İstanbul süreciyle başlayan temas trafiği; Ukrayna tahılının sevkine izin veren Karadeniz Girişimi ve esir takaslarıyla devam etti. Yaptığımız görüşmeler neticesinde tahıl anlaşması iki kez uzatıldı. Mutabakat kapsamında bugüne kadar 33 milyon tondan fazla tahıl ürünü dünya pazarlarına ulaştırıldı. Ancak söz konusu mekanizmanın süresi 17 Temmuz’da doluyor. Yüz milyonlarca insana umut olan Karadeniz Girişimi’nin tekrar uzatılması için görüşmelerimiz devam ediyor. Ukrayna Devlet Başkanı Zelenskiy’nin geçen cuma günü ülkemize yaptığı ziyarette diğer meselelerle beraber bu konuyu ele aldık. Sayın Zelenskiy girişimin devamından yana, Sayın Putin’in de bazı önerileri oldu. Bu önerileri de dikkate alarak çözüm odaklı çalışıyoruz.”
“Dayanışma tüm müttefiklerin içselleştirmesi gereken bir ilke”
Her iki ülkeyle olan yakın diyaloğu, Karadeniz Girişimi’nin uzatılması ve krizlerin çözüme kavuşturulması için kullanmayı sürdüreceklerini bildiren Cumhurbaşkanı Erdoğan, “Hep söylediğimiz gibi savaşın kazananı, barışın da kaybedeni olmaz. Bölgemizde barış umutlarını yeniden yeşertmek istiyoruz.” dedi.
Zirvenin ilk oturumunda müttefiklerin savunulmasını ilgilendiren konuları ele aldıklarını belirten Erdoğan, “Türkiye’nin müttefiklerini savunma taahhüdüne bağlı olduğunu, İttifak Dayanışması çerçevesinde sorumluluklarını her zaman yerine getirdiğini bir kez daha vurguladım. Tabii dayanışma sadece bizim değil tüm müttefiklerin içselleştirmesi ve rehber edinmesi gereken bir ilkedir. Esasen ittifakın üzerinde yükseldiği taşıyıcı sütun budur. Bazı müttefiklerimizin bilhassa PKK’nın Suriye’deki uzantısı PYD/YPG ile kurdukları çarpık ilişki, ittifakın birlik ve bütünlüğüne zarar veriyor. Bu yaklaşımın makul ve mantıklı hiçbir açıklaması yoktur.” ifadelerini kullandı.

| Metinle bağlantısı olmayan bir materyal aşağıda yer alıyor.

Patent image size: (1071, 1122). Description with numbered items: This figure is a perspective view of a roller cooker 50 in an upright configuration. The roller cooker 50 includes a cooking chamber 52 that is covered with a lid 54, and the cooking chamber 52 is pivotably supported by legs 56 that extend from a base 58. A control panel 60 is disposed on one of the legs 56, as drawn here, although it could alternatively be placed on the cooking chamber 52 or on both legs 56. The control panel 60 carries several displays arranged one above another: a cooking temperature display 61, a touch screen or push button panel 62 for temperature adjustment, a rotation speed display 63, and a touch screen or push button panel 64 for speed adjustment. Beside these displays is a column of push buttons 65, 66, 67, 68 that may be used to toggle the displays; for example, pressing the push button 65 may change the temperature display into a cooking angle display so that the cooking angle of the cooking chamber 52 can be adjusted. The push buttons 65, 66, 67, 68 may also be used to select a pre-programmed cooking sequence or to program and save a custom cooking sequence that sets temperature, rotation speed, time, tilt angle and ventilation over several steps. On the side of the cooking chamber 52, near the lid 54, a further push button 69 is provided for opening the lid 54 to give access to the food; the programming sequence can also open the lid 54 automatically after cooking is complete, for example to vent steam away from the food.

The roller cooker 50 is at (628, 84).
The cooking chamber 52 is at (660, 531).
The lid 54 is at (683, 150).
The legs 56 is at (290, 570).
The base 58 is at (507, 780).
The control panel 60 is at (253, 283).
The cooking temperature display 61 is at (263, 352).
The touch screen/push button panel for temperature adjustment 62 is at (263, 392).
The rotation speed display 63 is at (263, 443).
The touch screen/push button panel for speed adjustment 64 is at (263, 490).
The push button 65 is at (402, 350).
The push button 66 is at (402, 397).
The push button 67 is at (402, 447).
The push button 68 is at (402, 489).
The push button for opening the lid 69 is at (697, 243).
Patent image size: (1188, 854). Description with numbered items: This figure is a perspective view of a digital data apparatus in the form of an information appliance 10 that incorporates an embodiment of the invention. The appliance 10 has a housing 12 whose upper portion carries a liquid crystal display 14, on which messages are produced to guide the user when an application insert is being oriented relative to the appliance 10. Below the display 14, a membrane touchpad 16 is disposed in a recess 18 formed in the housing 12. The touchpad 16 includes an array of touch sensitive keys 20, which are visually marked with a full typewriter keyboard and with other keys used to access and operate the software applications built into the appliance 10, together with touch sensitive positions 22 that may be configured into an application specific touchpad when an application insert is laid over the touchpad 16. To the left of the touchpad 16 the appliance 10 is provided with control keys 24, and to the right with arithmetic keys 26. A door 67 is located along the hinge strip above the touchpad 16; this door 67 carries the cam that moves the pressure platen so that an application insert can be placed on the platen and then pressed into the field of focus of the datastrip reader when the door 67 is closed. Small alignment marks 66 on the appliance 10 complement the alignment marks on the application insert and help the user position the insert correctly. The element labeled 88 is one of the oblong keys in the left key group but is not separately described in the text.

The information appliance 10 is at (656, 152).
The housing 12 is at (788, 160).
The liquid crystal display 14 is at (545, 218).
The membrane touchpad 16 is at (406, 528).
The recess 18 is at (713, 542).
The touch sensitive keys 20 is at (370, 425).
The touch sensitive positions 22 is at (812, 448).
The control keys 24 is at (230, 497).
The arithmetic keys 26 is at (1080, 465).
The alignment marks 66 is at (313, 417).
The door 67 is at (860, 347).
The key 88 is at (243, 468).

Türkiye’nin son yıllarda yaşadığı onca acıya rağmen terörle mücadele konusunda hala bunların konuşulmasının düşündürücü olduğunu söyleyen Cumhurbaşkanı Erdoğan, şunları kaydetti:
“Müttefiklerimize, ‘Terör örgütleri arasında ayrım yapmayın, İslam düşmanlığı ile mücadele edin’ demeyi kendimize zül sayıyoruz. NATO’nun iki temel tehditten biri olarak gördüğü terörizmle mücadele alanındaki gayretlerin arttırılması şart. Yaklaşık 40 yıldır bölücü terör örgütüyle mücadele eden bir ülkeyiz. Şimdiye kadar binlerce vatandaşımızı terör örgütlerinin kanlı saldırılarında kurban verdik. Daha ağzı süt kokan bebeklerden dört yıllık eğitimi sonrasında öğrencileriyle buluşmanın sevincini yaşayan öğretmenlerimize, evine ekmek götürmeye çalışan işçilerimizden kadınlara nice masum insanımız bizden kopartıldı. Daha 3 gün önce iki kahraman Mehmetçiğimiz teröristler tarafından kalleşçe şehit edildi.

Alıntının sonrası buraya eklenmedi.